Une réflexion plus attentive nous apprend pourtant que cette négation de l'éther n'est pas nécessairement exigée par le principe de la relativité restreinte. On peut admettre l'existence de l'éther, mais il faut alors renoncer à lui attribuer un état de mouvement déterminé, c'est-à-dire il faut le dépouiller par l'abstraction de son dernier caractère mécanique que Lorentz lui a encore laissé. [...] »

« Il est vrai que Mach, pour échapper à la nécessité de supposer une réalité inaccessible à l'observation, s'efforça d'introduire en mécanique, à la place de l'accélération par rapport à l'espace absolu, l'accélération moyenne par rapport à la totalité des masses de l'univers. Mais la force d'inertie envers l'accélération relative de masses éloignées suppose une action à distance sans milieu intermédiaire. [...] La pensée de Mach reçoit son plein épanouissement dans l'éther de la théorie de la relativité générale. D'après cette théorie, les propriétés métriques du continuum spatio-temporel sont différentes dans l'entourage de chaque point spatio-temporel et conditionnées par la matière qui se trouve en dehors de la région considérée. Ce changement spatio-temporel des relations entre les règles et les horloges, ou la conviction que l'espace vide n'est physiquement ni homogène ni isotrope – ce qui nous oblige à représenter son état par dix fonctions, les potentiels de gravitation gµν – ces faits, dis-je, ont définitivement écarté la conception que l'espace serait physiquement vide. Par là, la notion de l'éther a de nouveau acquis un contenu précis, contenu certes qui diffère notablement de celui de l'éther de la théorie ondulatoire mécanique de la lumière. L'éther de la théorie de la relativité générale est un milieu privé de toutes les propriétés mécaniques et cinématiques, mais qui détermine les phénomènes mécaniques (et électromagnétiques). »

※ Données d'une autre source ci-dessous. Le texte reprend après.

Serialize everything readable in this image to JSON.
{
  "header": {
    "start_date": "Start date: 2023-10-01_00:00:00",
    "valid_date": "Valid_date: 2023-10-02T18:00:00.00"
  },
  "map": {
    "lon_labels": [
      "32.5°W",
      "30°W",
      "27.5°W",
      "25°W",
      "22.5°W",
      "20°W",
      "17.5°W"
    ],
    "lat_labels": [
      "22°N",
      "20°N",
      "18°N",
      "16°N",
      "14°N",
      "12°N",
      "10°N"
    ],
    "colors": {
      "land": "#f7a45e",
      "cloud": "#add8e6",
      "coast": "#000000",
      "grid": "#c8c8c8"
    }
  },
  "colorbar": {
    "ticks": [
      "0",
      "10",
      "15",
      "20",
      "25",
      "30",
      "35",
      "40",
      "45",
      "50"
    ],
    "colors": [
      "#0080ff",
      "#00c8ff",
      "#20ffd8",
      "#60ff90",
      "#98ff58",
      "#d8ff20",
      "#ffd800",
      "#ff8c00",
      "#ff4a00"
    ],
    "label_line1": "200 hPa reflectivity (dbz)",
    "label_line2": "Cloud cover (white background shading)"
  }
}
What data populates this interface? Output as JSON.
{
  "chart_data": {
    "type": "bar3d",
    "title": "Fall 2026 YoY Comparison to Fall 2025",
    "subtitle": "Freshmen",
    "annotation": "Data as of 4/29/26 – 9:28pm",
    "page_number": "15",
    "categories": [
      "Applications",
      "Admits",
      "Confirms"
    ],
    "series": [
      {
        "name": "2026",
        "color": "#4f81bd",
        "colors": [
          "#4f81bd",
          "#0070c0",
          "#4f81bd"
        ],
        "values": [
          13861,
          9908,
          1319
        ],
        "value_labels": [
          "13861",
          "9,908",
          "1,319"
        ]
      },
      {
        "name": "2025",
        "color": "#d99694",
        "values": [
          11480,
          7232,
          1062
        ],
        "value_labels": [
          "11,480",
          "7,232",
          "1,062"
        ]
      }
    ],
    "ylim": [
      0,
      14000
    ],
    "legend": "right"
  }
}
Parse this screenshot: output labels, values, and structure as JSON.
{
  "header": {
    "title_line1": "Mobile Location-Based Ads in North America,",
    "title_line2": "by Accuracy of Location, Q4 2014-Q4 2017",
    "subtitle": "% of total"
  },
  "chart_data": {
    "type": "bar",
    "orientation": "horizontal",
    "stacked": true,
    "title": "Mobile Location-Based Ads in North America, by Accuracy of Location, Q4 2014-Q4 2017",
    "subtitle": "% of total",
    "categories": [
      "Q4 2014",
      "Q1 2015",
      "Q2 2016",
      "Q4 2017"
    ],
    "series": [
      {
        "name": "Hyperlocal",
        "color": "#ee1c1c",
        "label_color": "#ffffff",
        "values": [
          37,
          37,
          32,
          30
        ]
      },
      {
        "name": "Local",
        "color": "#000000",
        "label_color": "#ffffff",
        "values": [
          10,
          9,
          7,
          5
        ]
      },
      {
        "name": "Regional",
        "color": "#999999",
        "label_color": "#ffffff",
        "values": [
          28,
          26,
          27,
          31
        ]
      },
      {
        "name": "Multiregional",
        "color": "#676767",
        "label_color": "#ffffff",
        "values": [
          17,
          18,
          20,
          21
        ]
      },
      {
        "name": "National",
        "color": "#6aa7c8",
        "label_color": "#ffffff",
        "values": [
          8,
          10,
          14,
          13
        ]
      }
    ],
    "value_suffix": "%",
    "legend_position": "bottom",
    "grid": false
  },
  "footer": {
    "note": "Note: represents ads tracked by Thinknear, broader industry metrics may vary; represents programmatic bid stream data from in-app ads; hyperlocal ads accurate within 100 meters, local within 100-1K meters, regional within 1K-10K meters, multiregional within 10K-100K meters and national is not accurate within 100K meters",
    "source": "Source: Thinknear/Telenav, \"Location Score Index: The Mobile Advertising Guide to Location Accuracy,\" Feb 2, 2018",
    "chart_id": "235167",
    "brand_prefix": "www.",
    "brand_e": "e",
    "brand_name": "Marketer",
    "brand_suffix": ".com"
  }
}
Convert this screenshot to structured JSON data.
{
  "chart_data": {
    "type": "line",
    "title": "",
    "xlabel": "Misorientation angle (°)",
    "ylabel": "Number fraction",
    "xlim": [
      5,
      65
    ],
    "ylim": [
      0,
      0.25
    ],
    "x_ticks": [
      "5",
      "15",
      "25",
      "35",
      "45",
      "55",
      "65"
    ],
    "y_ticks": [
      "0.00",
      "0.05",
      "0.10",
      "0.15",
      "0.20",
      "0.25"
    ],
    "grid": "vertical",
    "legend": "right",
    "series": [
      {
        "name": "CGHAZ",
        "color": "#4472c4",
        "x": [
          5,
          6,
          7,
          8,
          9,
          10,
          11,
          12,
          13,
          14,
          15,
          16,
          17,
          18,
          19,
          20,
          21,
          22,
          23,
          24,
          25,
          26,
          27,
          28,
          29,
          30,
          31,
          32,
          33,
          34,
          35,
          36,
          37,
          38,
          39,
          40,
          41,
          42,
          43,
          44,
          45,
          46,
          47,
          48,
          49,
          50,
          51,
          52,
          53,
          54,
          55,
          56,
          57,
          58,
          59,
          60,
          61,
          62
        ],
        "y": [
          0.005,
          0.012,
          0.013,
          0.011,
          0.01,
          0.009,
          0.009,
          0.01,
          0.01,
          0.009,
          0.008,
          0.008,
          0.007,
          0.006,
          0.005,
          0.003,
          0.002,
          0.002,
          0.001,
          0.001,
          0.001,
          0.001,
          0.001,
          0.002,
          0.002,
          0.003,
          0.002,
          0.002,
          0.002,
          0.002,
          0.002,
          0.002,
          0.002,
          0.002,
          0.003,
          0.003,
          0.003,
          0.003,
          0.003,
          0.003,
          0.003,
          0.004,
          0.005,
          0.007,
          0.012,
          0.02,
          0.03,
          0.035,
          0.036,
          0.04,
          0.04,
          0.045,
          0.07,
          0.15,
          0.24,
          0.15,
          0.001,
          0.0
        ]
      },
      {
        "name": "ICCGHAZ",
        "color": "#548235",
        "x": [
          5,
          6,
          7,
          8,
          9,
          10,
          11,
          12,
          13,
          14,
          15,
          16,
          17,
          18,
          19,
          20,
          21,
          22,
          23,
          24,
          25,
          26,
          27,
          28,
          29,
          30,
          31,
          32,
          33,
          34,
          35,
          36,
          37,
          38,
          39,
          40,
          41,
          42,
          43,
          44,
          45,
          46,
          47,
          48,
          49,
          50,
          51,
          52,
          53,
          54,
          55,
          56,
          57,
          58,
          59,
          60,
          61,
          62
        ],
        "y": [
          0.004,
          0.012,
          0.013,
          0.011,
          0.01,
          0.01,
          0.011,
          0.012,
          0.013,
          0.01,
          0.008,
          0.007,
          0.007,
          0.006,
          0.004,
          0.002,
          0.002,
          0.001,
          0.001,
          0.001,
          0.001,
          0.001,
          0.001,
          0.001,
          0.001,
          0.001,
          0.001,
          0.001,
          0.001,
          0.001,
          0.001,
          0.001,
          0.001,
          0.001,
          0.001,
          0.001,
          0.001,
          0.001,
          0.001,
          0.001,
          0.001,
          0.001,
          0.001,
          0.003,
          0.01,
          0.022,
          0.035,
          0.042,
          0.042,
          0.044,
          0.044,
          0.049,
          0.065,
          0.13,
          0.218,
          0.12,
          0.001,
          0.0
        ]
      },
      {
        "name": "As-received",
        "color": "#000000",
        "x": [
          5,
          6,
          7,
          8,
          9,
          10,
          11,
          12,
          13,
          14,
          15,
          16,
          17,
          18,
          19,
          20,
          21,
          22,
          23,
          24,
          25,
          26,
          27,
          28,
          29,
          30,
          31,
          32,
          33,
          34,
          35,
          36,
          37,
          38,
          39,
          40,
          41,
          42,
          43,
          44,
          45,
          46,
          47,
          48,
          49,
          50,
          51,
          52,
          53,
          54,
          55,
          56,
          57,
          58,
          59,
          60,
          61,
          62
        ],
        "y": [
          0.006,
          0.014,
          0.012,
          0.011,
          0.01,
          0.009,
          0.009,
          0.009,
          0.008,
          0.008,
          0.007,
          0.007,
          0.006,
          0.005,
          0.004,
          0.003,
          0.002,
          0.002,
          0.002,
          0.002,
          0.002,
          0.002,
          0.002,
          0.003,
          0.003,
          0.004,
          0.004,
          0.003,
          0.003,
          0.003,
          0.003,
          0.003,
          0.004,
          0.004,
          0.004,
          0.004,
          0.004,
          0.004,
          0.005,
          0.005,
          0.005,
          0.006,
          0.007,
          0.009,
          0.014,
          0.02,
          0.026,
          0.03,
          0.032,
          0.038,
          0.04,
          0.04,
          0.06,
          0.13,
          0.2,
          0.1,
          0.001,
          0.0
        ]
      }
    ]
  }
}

Einstein termine son exposé en ces termes :

« En résumant, nous pouvons dire : d'après la théorie de la relativité générale, l'espace est doué de propriétés physiques ; dans ce sens, par conséquent un éther existe. Selon la théorie de la relativité générale, un espace sans éther est inconcevable, car non seulement la propagation de la lumière y serait impossible, mais il n'y aurait même aucune possibilité d'existence pour les règles et les horloges et par conséquent aussi pour les distances spatio-temporelles dans le sens de la physique. Cet éther ne doit cependant pas être conçu comme étant doué de la propriété qui caractérise les milieux pondérables, c'est-à-dire comme constitué de parties pouvant être suivies dans le temps : la notion de mouvement ne doit pas lui être appliquée. »

Notons enfin, bizarrerie du XXIe siècle, que les propriétés déconcertantes découvertes concernant le vide (énergie du vide, énergie sombre) rappellent étrangement les propriétés mystérieuses de l'éther. Mais les physiciens soulignent bien qu'il ne s'agit pas de revenir aux hypothèses d'avant 1905. Il règne néanmoins une certaine incompréhension sur ce sujet, qui devient de fait une porte ouverte à la pseudo-science.